The firm is targeting to lower the loss ratio in its health portfolio to 80 per cent by the end of this financial year. However, the loss ratios in motor and fire business are rising. New India Assurance controls around 15 per cent of the insurance market. Speaking about the plans of the public sector insurers to have a common third-party agent (TPA) company, Srinivasan said, that besides New India Assurance, the other three other general insurers – Oriental Insurance, National Insurance, United India Insurance, domestic reinsurer General Insurance Corporation and public sector behemoth Life Insurance Corporation will have a stake in the company. “The common TPA company will be launched in four to six months time,” said Srinivasan.

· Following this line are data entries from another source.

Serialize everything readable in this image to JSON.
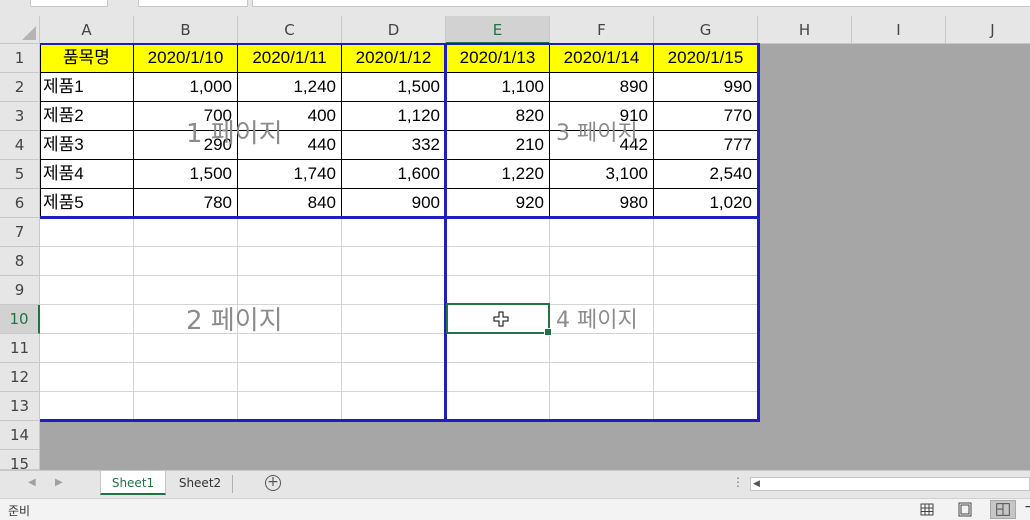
{
  "columns": [
    "A",
    "B",
    "C",
    "D",
    "E",
    "F",
    "G",
    "H",
    "I",
    "J"
  ],
  "rows": [
    "1",
    "2",
    "3",
    "4",
    "5",
    "6",
    "7",
    "8",
    "9",
    "10",
    "11",
    "12",
    "13",
    "14",
    "15"
  ],
  "selected_column": "E",
  "selected_row": "10",
  "table": {
    "header": [
      "품목명",
      "2020/1/10",
      "2020/1/11",
      "2020/1/12",
      "2020/1/13",
      "2020/1/14",
      "2020/1/15"
    ],
    "body": [
      [
        "제품1",
        "1,000",
        "1,240",
        "1,500",
        "1,100",
        "890",
        "990"
      ],
      [
        "제품2",
        "700",
        "400",
        "1,120",
        "820",
        "910",
        "770"
      ],
      [
        "제품3",
        "290",
        "440",
        "332",
        "210",
        "442",
        "777"
      ],
      [
        "제품4",
        "1,500",
        "1,740",
        "1,600",
        "1,220",
        "3,100",
        "2,540"
      ],
      [
        "제품5",
        "780",
        "840",
        "900",
        "920",
        "980",
        "1,020"
      ]
    ]
  },
  "page_labels": [
    "1 페이지",
    "2 페이지",
    "3 페이지",
    "4 페이지"
  ],
  "sheet_tabs": [
    "Sheet1",
    "Sheet2"
  ],
  "active_sheet": "Sheet1",
  "status": "준비",
  "colors": {
    "header_fill": "#ffff00",
    "page_break": "#1f1fbf",
    "selection": "#217346",
    "out_of_print_area": "#a6a6a6"
  },
  "icons": {
    "add_sheet": "plus-circle-icon",
    "view_normal": "grid-icon",
    "view_page_layout": "page-layout-icon",
    "view_page_break": "page-break-preview-icon",
    "cursor": "cell-select-cross-icon"
  }
}
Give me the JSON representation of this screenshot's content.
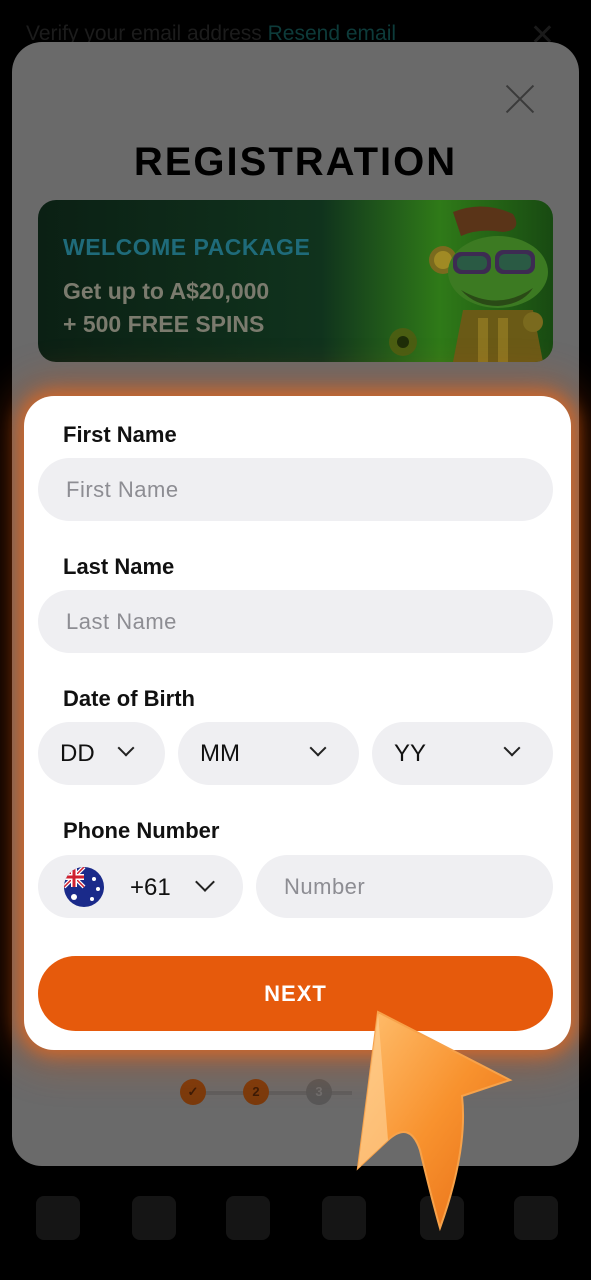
{
  "verify_bar": {
    "text": "Verify your email address",
    "link": "Resend email"
  },
  "modal": {
    "title": "REGISTRATION"
  },
  "banner": {
    "title": "WELCOME PACKAGE",
    "line1": "Get up to A$20,000",
    "line2": "+ 500 FREE SPINS"
  },
  "form": {
    "first_name_label": "First Name",
    "first_name_placeholder": "First Name",
    "last_name_label": "Last Name",
    "last_name_placeholder": "Last Name",
    "dob_label": "Date of Birth",
    "dob_day": "DD",
    "dob_month": "MM",
    "dob_year": "YY",
    "phone_label": "Phone Number",
    "phone_code": "+61",
    "phone_placeholder": "Number",
    "next_label": "NEXT"
  },
  "steps": [
    "✓",
    "2",
    "3"
  ],
  "colors": {
    "accent": "#e65a0c",
    "input_bg": "#efeff2",
    "banner_title": "#1f6b7a"
  },
  "icons": [
    "close-icon",
    "chevron-down-icon",
    "australia-flag-icon",
    "pointer-arrow-icon",
    "check-icon"
  ]
}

For the first half of FY13 ended September 30, New India reported a 216 per cent rise in net profit at Rs 205.08 crore, compared with a net profit of Rs 95 crore in the same period of FY12. The net profit resulted from profits in its investment income as the company registered an underwriting loss of Rs 1,122 crore for the first half of the FY13, compared with an underwriting loss of Rs 1,069 crore in the same period last year. For the first half of FY13, its domestic business grew at 15 per cent to almost Rs 5,000 crore and foreign operations saw a growth of 34.14 pr cent.
The growth in domestic business came largely from selling retail covers (selling health and motor policies). The insurance company is targeting to open 300 new offices in the country, of which, it has already opened 264 offices.